Achebe suggests that more than a mere ordering of things, storytelling must be recognized as a necessary and positive tool for social change. Indeed, Achebe's belief that storytelling is critical to Nigeria's future rings clear in the exchange among Ikem, one of the three narrators, and the elders from his village, Abazon. Suffering drought and poverty, the Abazon leaders have traveled to the capital in an effort to pressure the government for relief. Emphasizing the importance of the story, an old man, launches into a diatribe pronouncing, "The story is our escort; without it, we are blind. Does the blind man own his escort? No, neither do we the story; rather is the story that owns and directs us" (114). Therefore, the subject is constituted through stories, as stories mark differences in human experience. The old man continues to explain the story of a tortoise captured by a leopard; whereby the tortoise, just before its death, asks the leopard for a moment to scratch the sand vigorously in order to leave an impression of the struggle. In the tradition of African storytelling, Ikem then passes this story on to an audience of young students challenging Kanga's social and economic state. Again, merging technique and theme, Achebe affirms the need to (re)tell stories of the past in order to enter the future successfully.
This drive to leave an impression in the sand appears repeatedly in Waterland. Crick's grandfather, for example, whose unnatural love for his daughter insists on a child--a mark symbolizing his struggle against nature--produces Dick, Crick's mentally defective brother. And reaching even farther back, Crick traces to his ancestors feat of draining the Fens, reclaiming land. However, nothing triumphs over nature, and Crick describes his ancestors' understanding of their seemingly futile yet necessary effort to leave an impression on the Fens: "Because they did not forget, in their muddy labors, their swampy origins; that, however much you resist them, the waters will return; that the land sinks; silt collects; that something in nature wants to go back" (17). Water, a metaphor for change, cycles, life and destruction, a fluid without container, water cannot be completely controlled. Despite the draining of water from the Fens, the human attempts to create land, breweries and railroads, ultimately nothing will leave an impression in the sand except water. Like Swift, Achebe points to nature, to the anthills, as true historical artifact. In Ikem's "Hymn to the Sun" Achebe invokes the novel's title, suggesting that the anthills survive, "to tell the new grass of the savannah about last year's brush fires" (28).
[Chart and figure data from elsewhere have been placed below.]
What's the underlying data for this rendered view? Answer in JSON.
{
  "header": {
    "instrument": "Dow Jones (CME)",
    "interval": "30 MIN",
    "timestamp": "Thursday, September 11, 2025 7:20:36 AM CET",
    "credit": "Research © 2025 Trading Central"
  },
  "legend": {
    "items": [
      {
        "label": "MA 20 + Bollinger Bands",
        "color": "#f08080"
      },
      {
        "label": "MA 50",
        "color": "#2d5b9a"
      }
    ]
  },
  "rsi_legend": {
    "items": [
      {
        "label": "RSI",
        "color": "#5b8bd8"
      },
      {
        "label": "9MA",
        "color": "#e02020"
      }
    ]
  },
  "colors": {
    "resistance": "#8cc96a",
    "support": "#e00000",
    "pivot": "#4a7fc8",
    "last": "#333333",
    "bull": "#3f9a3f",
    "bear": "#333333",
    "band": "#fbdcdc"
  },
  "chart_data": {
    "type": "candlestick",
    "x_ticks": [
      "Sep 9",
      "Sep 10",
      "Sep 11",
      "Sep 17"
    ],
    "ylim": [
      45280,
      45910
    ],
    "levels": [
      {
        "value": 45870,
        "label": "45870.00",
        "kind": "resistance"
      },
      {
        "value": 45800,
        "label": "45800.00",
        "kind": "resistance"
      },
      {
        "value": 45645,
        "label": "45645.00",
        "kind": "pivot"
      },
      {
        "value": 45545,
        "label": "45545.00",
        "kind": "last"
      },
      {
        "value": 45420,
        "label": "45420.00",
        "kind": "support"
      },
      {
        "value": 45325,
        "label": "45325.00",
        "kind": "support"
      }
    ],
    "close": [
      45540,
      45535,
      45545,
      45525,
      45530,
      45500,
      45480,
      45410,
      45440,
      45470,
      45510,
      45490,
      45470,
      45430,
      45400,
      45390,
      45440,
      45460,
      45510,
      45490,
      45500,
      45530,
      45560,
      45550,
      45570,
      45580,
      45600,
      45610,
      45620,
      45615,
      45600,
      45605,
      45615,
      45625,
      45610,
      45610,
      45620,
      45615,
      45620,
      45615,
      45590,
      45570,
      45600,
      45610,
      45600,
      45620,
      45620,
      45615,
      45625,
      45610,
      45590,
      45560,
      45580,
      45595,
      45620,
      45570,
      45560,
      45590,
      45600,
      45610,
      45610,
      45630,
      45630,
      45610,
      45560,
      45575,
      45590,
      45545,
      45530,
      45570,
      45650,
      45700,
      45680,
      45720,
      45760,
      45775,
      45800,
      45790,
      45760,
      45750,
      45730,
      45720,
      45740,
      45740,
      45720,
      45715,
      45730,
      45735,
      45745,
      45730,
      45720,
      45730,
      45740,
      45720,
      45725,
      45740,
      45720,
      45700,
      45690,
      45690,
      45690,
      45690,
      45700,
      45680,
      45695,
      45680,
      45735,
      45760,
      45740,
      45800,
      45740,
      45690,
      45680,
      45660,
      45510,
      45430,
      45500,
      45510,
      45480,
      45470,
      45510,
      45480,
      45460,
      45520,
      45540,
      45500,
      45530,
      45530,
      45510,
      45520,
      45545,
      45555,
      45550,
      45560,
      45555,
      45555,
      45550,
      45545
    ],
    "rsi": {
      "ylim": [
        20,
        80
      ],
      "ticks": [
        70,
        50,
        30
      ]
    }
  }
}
How much, then, of history occurs as accident or entropic force? Like the British empire or Kanga's self-rule, Atkinson's brewery, or Mary's sexual curiosity, must every attempt to fashion human existence fade? For Swift, nature is victor, and even the act of telling stories affirms nature's triumph, as it is a peculiar human necessity to tell and take and make stories. Achebe suggests that whereas human triumphs over nature are always temporary, people must continually engage in the infinite task of making new stories by manipulating history. For example, subverting tradition in the name of tradition, Beatrice's naming ceremony functions as a prophesy for future Kangan society, and here Achebe describes the potential for a successful postcolonial nation . Realizing the intimacy between storytelling and the fractional yet powerful Here and Now, Achebe accesses the future. As Friedrich Nietzsche once wrote, "What is great in man is that he is a bridge and not a goal" (44). This being stated, under a bridge there must be water that will at some point destroy the human structure.